Bab 8 ; Langkah Pertama

10 3 0
                                    

"Jaga depan!"

"Sam!"

Sam mengikuti arah suara, jauh diatas kepalanya sebuah bola melayang, namun belum sempat ia menggapai bola itu, seseorang telah lebih dulu menabraknya. Sam jatuh tersungkur, ia mengaduh pelan. Lawan yang menabraknya punya badan yang besar yang tidak bisa ia tahan.

"Yo, bangun" sebuah tangan terulur. "Kita ulur waktu biar kedudukannya tetap 3-2"

Sam menyambut uluran tangan kawannya tadi, kemudian kembali berlari menuju lapangan. Ia tidak perduli jika kini badannya penuh dengan debu dan kotoran, keringat yang lepek dan lengket, ia hanya perlu beberapa menit untuk membuat timnya menang dalam pertandingan ini.

Diseberang perpustakaan, sepasang mata dengan iris cokelat menatapnya jenuh. Kalau siswi-siswi lain menatap Sam yang berkeringat seperti itu dengan penuh gairah dan rasa kagum, berbeda jauh dengan gadis yang sejak satu jam yang lalu duduk di depan perpustakaan. Ia tidak berteriak, tidak juga ikut bersorak-sorai layaknya siswi-siswi yang lain, yang ia tunggu adalah kapan pertandingan itu selesai. Dan rasanya lama sekali.

"Hei," Karang mendekatinya, mencoba mengalihkan pandangan mata cokelat itu dari sosok Sam."Belum mau dimulai juga?"

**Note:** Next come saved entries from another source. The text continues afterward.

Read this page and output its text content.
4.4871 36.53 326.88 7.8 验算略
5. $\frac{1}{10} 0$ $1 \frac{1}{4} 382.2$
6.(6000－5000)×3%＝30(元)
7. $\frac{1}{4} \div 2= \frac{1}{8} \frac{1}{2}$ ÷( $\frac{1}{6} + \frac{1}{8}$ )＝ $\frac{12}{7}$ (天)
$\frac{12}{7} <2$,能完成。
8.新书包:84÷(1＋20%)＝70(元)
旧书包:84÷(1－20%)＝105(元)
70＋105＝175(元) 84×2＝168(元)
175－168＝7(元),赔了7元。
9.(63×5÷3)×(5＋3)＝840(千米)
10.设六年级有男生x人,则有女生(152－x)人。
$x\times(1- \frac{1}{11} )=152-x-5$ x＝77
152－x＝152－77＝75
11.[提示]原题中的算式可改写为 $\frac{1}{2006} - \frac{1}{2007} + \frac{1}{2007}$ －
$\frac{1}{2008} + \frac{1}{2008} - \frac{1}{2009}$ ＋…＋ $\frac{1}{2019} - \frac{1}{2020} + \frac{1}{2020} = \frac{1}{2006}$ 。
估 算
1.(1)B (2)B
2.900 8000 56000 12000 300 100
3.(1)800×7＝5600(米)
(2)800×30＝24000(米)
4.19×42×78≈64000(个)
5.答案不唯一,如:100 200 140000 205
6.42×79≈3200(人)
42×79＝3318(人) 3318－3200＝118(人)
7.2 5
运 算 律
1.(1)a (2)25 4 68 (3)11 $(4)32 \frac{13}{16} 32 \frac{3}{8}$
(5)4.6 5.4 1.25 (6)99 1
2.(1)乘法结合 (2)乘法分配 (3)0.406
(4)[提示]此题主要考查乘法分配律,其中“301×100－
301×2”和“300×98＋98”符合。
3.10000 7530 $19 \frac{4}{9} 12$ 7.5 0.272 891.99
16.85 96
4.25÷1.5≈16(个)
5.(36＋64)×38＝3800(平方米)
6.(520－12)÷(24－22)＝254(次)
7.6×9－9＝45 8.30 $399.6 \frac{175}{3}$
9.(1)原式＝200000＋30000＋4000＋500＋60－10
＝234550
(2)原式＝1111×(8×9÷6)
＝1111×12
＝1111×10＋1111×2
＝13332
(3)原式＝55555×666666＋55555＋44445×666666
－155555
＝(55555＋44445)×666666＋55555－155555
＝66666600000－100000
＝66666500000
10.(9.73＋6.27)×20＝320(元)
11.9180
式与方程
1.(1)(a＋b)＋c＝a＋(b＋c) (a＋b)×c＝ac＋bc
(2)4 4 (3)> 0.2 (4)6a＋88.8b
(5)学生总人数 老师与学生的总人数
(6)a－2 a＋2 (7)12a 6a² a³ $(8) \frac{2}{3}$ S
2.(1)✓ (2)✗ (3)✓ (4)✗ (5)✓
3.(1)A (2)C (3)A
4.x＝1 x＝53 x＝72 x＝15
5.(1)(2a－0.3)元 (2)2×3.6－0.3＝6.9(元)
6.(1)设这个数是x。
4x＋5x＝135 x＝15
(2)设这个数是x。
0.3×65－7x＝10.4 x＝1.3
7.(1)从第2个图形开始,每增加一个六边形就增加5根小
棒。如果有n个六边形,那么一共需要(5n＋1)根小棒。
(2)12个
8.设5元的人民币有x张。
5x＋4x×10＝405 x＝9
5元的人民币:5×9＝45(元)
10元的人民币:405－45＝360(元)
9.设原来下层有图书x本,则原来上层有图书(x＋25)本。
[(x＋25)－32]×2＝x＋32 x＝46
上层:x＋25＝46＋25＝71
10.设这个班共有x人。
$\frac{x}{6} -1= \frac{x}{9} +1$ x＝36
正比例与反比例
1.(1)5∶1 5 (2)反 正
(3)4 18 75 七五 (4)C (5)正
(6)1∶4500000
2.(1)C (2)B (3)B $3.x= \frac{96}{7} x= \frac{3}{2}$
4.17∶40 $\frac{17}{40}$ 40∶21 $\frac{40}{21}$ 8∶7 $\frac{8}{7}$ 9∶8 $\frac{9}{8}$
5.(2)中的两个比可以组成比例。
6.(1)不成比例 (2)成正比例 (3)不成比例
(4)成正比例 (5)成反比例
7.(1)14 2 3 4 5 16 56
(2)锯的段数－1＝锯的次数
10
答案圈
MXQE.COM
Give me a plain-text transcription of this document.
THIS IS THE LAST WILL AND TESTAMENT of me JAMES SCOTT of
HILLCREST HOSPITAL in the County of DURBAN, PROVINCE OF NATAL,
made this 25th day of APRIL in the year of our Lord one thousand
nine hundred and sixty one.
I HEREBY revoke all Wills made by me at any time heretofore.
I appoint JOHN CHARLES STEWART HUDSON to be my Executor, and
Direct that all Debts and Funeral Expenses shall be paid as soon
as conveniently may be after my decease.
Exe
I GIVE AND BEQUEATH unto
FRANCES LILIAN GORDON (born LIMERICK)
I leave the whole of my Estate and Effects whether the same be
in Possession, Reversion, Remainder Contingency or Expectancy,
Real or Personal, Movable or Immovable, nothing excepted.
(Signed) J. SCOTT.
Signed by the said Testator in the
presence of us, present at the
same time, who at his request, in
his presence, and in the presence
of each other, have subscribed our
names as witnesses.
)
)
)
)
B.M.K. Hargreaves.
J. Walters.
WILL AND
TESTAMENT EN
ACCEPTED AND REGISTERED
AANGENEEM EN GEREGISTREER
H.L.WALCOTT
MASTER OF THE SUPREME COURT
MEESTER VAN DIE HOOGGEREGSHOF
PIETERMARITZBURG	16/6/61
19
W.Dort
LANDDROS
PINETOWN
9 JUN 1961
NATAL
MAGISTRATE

Ayasa menoleh dan mendesah pasrah. "Susah jelasinnya kalau nggak ada Sam"

Karang diam sejenak untuk kemudian duduk di samping Ayasa, ia mengamati gadis itu, dan buku yang dibawanya. "Memangnya penting sekali? Menyangkut pelajaran, atau magang?"

"Magang" Ayasa menjawab singkat, tidak mengalihkan pandangannya dari lapangan.

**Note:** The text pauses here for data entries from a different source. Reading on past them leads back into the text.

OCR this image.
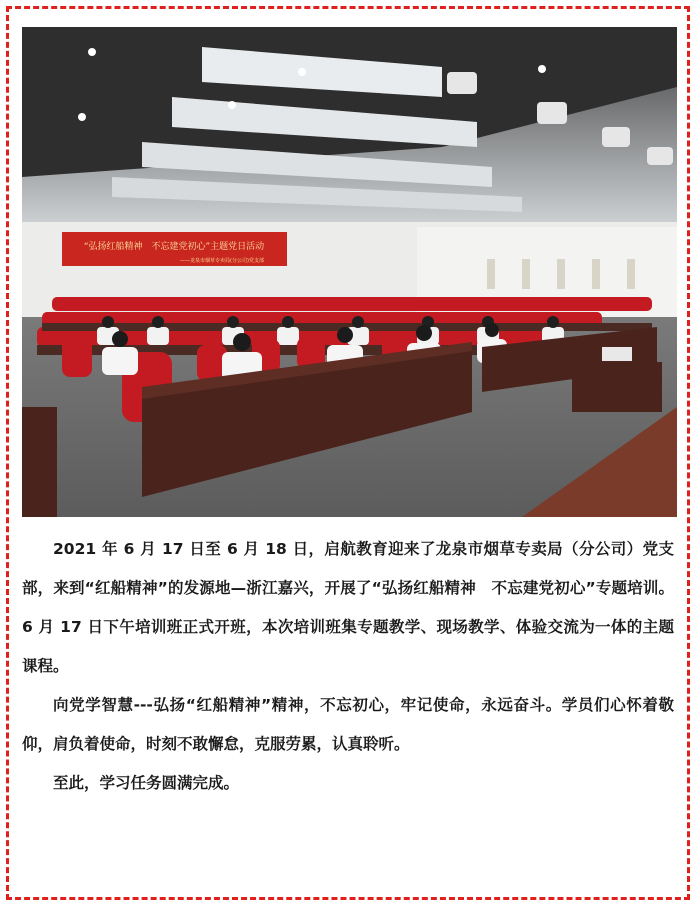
“弘扬红船精神　不忘建党初心”主题党日活动
——龙泉市烟草专卖局(分公司)党支部

2021 年 6 月 17 日至 6 月 18 日，启航教育迎来了龙泉市烟草专卖局（分公司）党支部，来到“红船精神”的发源地—浙江嘉兴，开展了“弘扬红船精神　不忘建党初心”专题培训。6 月 17 日下午培训班正式开班，本次培训班集专题教学、现场教学、体验交流为一体的主题课程。

向党学智慧---弘扬“红船精神”精神，不忘初心，牢记使命，永远奋斗。学员们心怀着敬仰，肩负着使命，时刻不敢懈怠，克服劳累，认真聆听。

至此，学习任务圆满完成。
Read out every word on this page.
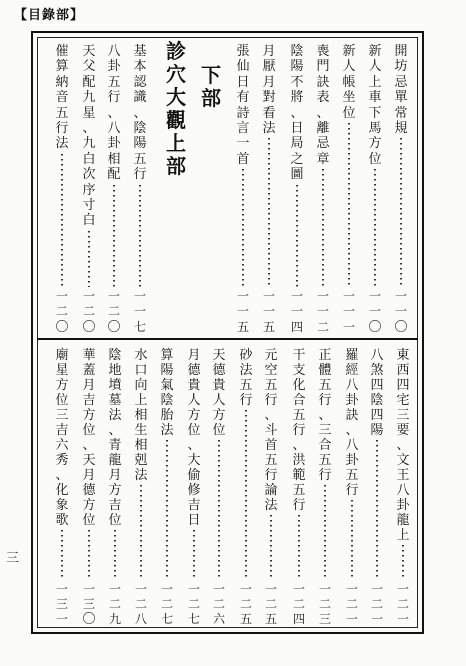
【目錄部】
開
坊
忌
單
常
規
一
一
〇
新
人
上
車
下
馬
方
位
一
一
〇
新
人
帳
坐
位
一
一
一
喪
門
訣
表
、
離
忌
章
一
一
二
陰
陽
不
將
、
日
局
之
圖
一
一
四
月
厭
月
對
看
法
一
一
五
張
仙
日
有
詩
言
一
首
一
一
五
下
部
診
穴
大
觀
上
部
基
本
認
識
、
陰
陽
五
行
一
一
七
八
卦
五
行
、
八
卦
相
配
一
二
〇
天
父
配
九
星
、
九
白
次
序
寸
白
一
二
〇
催
算
納
音
五
行
法
一
二
〇
東
西
四
宅
三
要
、
文
王
八
卦
龍
上
一
二
一
八
煞
四
陰
四
陽
一
二
一
羅
經
八
卦
訣
、
八
卦
五
行
一
二
一
正
體
五
行
、
三
合
五
行
一
二
三
干
支
化
合
五
行
、
洪
範
五
行
一
二
四
元
空
五
行
、
斗
首
五
行
論
法
一
二
五
砂
法
五
行
一
二
五
天
德
貴
人
方
位
一
二
六
月
德
貴
人
方
位
、
大
偷
修
吉
日
一
二
七
算
陽
氣
陰
胎
法
一
二
七
水
口
向
上
相
生
相
剋
法
一
二
八
陰
地
墳
墓
法
、
青
龍
月
方
吉
位
一
二
九
華
蓋
月
吉
方
位
、
天
月
德
方
位
一
三
〇
廟
星
方
位
三
吉
六
秀
、
化
象
歌
一
三
一
三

Karang menyerah untuk mengajak gadis itu bicara. Karang tahu, ia mengagumi sepasang mata milik Ayasa. Matanya sama seperti mata mendiang ayahnya, teduh dan penuh perhatian. Ia tidak bicara, hanya diam. Sampai kemudian lembaran-lembaran buku yang dipegang Ayasa tersingkap angin.

Tulisan itu, bentuk tulisan itu... Seperti Karang pernah melihatnya, tapi dimana?

"Karang" itu suara Nandaru. Lelaki bertubuh tinggi besar itu masih sibuk menyeka peluh yang membanjiri jersey bolanya, sambil mengipas-ngipas badan ia mendekat. "Gimana nih, jadi?"

Ayasa hanya menaikkan bahunya. Jenuh karena terlalu lama menunggu.

Nandaru tahu, ia bersitatap dengan Karang dan anak itu hanya menaikkan satu alisnya. "Sam masih mandi dibelakang, bentaran lagi palingan"

"Kamu nggak mandi?" Karang menatap Nandaru dari atas sampai bawah. "Bau asem. Ya, Ayasa?"

Yang ditanya hanya geleng-geleng sambil ber-puh pelan.

"Nanti aja dirumah, lagian juga Ayasa kasian udah nunggu lama. Kita mau ngomongin ini dimana, Sa?"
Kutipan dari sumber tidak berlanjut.